Można powiedzieć: z dużej chmury mały deszcz. Po tekście z okładki i lekturze przedmowy byłem nastawiony bardzo optymistycznie. Niestety tej magii starczyło na 50% książki. No, może 60%.
Pięknie się płynęło przez kolejne strony, kolejne dialogi "po ślunsku" które często bawiły fest, pomimo obserowania życia w znoju, na pańskich włościach.
Niestety, książka dostaje zadyszki pod koniec części dziejącej się w Płużnicach, i tym agonalnym rzężeniem raczy nas aż do samego finału, który zresztą też jest trochę od czapki i powoduje niedosyt. Ba, niektóre pomysły na rozwinięcie akcji zalatują desperacją, czego efektem są deko infantylne sceny, albo takie bez większych znamion prawdopodobieństwa.
Mam spory żal o brutalne ucięcie wątków niektórych bohaterów- był duży potencjał na rozwinięcie tego, czy to w opowieść o zemście, czy, zupełnie odwrotnie- element komediowy.
A tak to czytelnik zostaje bez wytłumaczenia, historię porzucamy i ciiii, nie wracamy do tego! Co było a nie jest itd. Oj, słabo.

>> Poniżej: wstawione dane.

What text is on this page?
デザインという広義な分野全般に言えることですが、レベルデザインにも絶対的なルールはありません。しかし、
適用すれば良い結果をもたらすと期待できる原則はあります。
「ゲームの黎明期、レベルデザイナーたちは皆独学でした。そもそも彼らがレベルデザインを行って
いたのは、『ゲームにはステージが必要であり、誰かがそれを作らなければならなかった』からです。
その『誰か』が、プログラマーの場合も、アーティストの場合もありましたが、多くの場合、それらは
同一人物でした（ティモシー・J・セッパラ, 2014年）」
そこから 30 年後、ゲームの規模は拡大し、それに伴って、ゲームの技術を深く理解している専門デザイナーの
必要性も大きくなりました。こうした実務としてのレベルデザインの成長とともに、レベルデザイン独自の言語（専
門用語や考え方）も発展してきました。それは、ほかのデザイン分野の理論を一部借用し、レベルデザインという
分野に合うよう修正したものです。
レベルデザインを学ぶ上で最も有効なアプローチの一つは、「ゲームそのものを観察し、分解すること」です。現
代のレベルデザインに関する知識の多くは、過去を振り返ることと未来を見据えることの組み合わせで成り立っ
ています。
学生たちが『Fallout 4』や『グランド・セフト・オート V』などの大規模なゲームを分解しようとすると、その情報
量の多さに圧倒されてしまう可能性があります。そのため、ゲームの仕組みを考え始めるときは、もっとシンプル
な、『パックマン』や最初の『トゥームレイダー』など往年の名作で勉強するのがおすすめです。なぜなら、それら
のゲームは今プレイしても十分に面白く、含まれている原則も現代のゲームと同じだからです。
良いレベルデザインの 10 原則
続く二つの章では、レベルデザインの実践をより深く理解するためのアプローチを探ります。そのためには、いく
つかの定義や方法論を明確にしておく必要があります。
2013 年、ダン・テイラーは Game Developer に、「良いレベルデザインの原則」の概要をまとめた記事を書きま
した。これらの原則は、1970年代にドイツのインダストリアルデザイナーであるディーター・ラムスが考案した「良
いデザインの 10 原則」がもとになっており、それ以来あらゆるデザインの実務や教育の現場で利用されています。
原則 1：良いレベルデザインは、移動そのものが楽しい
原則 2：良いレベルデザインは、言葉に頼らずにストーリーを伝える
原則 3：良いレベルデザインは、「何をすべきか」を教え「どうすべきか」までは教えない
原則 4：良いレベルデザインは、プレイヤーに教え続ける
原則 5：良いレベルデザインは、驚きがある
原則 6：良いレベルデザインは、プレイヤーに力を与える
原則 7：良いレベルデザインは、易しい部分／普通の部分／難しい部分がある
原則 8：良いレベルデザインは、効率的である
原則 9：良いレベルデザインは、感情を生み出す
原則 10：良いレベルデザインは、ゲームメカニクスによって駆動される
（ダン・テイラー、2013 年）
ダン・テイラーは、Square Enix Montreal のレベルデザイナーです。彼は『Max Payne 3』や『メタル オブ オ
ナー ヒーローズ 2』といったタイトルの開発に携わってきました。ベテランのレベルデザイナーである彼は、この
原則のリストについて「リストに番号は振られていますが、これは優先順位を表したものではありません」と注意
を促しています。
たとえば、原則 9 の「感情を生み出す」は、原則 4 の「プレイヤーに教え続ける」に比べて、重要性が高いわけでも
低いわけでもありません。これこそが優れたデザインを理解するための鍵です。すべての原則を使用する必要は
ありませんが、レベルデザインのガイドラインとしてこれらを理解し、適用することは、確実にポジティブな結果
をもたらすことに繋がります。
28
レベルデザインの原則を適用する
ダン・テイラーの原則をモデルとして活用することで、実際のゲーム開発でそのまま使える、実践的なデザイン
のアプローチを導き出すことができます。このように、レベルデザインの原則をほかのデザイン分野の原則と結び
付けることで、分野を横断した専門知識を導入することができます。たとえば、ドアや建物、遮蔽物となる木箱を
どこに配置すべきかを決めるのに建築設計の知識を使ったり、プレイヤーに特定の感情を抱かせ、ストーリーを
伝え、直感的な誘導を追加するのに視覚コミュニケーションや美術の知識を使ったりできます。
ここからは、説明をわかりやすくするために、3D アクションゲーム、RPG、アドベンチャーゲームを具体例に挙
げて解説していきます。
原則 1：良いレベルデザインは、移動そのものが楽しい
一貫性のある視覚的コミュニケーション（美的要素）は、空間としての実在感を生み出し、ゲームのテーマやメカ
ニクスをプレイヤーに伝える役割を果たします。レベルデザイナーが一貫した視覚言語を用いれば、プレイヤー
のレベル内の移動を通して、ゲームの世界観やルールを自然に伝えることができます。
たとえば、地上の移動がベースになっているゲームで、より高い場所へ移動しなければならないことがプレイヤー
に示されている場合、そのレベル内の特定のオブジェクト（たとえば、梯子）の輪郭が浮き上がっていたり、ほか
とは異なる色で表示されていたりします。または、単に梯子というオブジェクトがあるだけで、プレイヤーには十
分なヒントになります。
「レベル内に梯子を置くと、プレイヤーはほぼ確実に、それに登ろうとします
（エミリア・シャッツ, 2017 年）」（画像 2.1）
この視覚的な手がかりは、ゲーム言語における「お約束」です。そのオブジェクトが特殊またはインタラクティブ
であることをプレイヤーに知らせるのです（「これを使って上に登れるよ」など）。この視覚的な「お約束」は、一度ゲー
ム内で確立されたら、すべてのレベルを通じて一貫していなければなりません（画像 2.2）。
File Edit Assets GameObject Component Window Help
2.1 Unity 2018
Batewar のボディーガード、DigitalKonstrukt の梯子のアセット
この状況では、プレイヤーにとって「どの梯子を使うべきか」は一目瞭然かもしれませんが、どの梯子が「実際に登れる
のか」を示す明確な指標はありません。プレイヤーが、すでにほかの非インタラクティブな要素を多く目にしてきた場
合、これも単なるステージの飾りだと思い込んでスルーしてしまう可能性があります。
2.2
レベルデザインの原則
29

Pomysł na książkę w moim odczuciu bardzo ciekawy, historia mieszkańców Płużnic aż się prosi o napisanie opasłego tomiska. W tym wypadku wyszło trochę po łebkach. Może autor nie chciał przeszarżować- z drugiej strony rodzina Poradów jest tylko wymysłem autora, więc mógł się pokusić o więcej wątków, nawet gdyby trochę odjechały od głównej osi fabularnej.
Nie do końca przekonują mnie bohaterowie. Kilka rubasznych dialogów to trochę mało, żeby się do nich przyzwyczaić. Większości postaci brakuje charyzmy, ikry, miałem spore opory żeby któreś polubić. Główny czarny charakter jest tak fajtłapowaty (taki mamlas!), że prędzej przypomina mi pechowych złodziei z "Gangu Olsena". Jeszcze słowo o charyzmie: autor stara się zrobić z Maryś najbardziej rzutką postać, posiadającą wiele ukrytych talentów, również tych których nie mogłaby się nauczyć nawet jako służąca u hrabiego. No nie klei mi się to, w żaden sposób. Reszta jest dla niej tylko tłem, zwłaszcza rodzina, choć zapowiadało się zgoła inaczej.
Do brzegu, do brzegu: odrobinę może naciągając daję 6. Źle nie jest. Fakt, zostaje niedosyt, ale historia w większości się broni, przeczytać można.